6 Consider the linear programming problem:
$$\begin{array} { l r }
\text { maximise } & P = 3 x - 5 y + 4 z , \\
\text { subject to } & x + 2 y - 3 z \leqslant 12 , \\
& 2 x + 5 y - 8 z \leqslant 40 , \\
\text { and } & x \geqslant 0 , y \geqslant 0 , z \geqslant 0 .
\end{array}$$
- Represent the problem as an initial Simplex tableau.
- Explain why it is not possible to pivot on the \(z\) column of this tableau. Identify the entry on which to pivot for the first iteration of the Simplex algorithm.

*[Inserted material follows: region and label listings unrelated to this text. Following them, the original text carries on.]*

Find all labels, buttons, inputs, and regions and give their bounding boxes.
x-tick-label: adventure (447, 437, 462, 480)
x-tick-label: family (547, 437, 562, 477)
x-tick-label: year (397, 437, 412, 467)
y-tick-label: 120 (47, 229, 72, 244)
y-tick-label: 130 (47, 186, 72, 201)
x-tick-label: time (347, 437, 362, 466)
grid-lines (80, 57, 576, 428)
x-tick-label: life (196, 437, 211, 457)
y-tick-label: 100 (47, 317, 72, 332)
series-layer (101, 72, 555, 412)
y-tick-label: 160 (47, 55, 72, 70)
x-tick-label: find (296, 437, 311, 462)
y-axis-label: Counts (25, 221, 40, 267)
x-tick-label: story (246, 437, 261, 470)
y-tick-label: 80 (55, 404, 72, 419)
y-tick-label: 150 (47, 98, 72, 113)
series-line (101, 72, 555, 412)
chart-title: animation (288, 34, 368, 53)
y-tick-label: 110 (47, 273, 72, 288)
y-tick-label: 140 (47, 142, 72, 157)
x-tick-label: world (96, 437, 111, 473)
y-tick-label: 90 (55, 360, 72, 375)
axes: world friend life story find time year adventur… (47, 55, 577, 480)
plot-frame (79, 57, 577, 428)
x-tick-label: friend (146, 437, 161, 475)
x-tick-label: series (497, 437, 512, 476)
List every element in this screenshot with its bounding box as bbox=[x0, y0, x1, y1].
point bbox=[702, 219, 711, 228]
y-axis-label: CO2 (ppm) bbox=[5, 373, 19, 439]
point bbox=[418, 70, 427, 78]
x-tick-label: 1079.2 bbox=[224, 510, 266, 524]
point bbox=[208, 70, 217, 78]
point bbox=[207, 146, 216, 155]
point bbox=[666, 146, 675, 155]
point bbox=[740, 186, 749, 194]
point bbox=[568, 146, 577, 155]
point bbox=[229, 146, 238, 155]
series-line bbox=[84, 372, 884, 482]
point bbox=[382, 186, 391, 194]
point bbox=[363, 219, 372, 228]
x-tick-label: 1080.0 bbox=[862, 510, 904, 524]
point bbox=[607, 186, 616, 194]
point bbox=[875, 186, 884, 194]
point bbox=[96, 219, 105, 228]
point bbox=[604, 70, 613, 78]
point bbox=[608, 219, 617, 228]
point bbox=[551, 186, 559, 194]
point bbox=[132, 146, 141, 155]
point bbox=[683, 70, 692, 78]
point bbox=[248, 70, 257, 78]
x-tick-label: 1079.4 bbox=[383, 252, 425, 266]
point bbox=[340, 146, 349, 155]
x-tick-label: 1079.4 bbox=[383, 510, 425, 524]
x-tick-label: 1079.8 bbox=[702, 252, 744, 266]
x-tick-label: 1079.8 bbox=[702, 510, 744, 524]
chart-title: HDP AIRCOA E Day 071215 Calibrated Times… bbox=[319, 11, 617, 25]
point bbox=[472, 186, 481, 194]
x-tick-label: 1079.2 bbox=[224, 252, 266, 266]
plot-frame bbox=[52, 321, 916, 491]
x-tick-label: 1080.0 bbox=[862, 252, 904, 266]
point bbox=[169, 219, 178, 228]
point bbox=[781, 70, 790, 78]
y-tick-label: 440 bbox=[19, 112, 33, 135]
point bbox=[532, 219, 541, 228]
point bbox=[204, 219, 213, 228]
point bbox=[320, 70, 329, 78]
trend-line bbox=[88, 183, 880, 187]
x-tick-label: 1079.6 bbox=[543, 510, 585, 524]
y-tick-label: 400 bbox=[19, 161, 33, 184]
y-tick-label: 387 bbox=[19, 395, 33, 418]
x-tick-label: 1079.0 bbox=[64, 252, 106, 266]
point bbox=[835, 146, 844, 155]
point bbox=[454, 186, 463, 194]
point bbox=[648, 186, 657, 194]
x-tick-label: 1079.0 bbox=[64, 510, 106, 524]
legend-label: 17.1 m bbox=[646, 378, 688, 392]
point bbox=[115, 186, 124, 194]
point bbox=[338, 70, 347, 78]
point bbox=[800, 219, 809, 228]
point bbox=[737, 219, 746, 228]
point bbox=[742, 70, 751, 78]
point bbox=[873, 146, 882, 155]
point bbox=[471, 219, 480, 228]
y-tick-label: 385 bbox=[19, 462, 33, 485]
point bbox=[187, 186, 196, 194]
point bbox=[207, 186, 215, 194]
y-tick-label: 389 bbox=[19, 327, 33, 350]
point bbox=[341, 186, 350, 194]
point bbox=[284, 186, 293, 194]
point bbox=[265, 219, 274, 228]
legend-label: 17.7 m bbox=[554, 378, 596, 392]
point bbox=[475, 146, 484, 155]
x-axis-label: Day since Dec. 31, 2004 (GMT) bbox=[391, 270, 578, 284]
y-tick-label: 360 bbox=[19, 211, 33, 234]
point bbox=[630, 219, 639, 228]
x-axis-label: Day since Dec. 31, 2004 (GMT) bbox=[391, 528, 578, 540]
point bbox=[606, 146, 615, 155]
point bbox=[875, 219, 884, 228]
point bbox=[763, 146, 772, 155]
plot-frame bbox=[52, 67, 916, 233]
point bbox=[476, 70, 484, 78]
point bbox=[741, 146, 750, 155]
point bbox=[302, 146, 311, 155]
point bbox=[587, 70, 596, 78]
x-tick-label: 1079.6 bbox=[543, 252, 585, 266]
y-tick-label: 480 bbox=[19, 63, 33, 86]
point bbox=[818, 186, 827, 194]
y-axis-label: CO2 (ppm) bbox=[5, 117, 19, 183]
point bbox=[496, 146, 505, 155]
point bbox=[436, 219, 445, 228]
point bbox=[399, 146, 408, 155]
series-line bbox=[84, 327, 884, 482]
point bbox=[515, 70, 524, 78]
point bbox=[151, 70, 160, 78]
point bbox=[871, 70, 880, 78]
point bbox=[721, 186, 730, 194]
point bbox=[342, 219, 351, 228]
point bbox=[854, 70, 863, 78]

Explain how you made your choice of column and row.
- Perform one iteration of the Simplex algorithm. Write down the values of \(x , y\) and \(z\) after this iteration.
- Explain why \(P\) has no finite maximum.
The coefficient of \(z\) in the objective is changed from + 4 to - 40 .
- Describe the changes that this will cause to the initial Simplex tableau and the tableau that results after one iteration. What is the maximum value of \(P\) in this case?
Now consider this linear programming problem:
$$\begin{array} { l l }
\text { maximise } & Q = 3 x - 5 y + 7 z , \\
\text { subject to } & x + 2 y - 3 z \leqslant 12 , \\
& 2 x - 7 y + 10 z \leqslant 40 , \\
\text { and } & x \geqslant 0 , y \geqslant 0 , z \geqslant 0 .
\end{array}$$
Do not use the Simplex algorithm for these parts.
- By adding the two constraints, show that \(Q\) has a finite maximum.
- There is an optimal point with \(y = 0\). By substituting \(y = 0\) in the two constraints, calculate the values of \(x\) and \(z\) that maximise \(Q\) when \(y = 0\).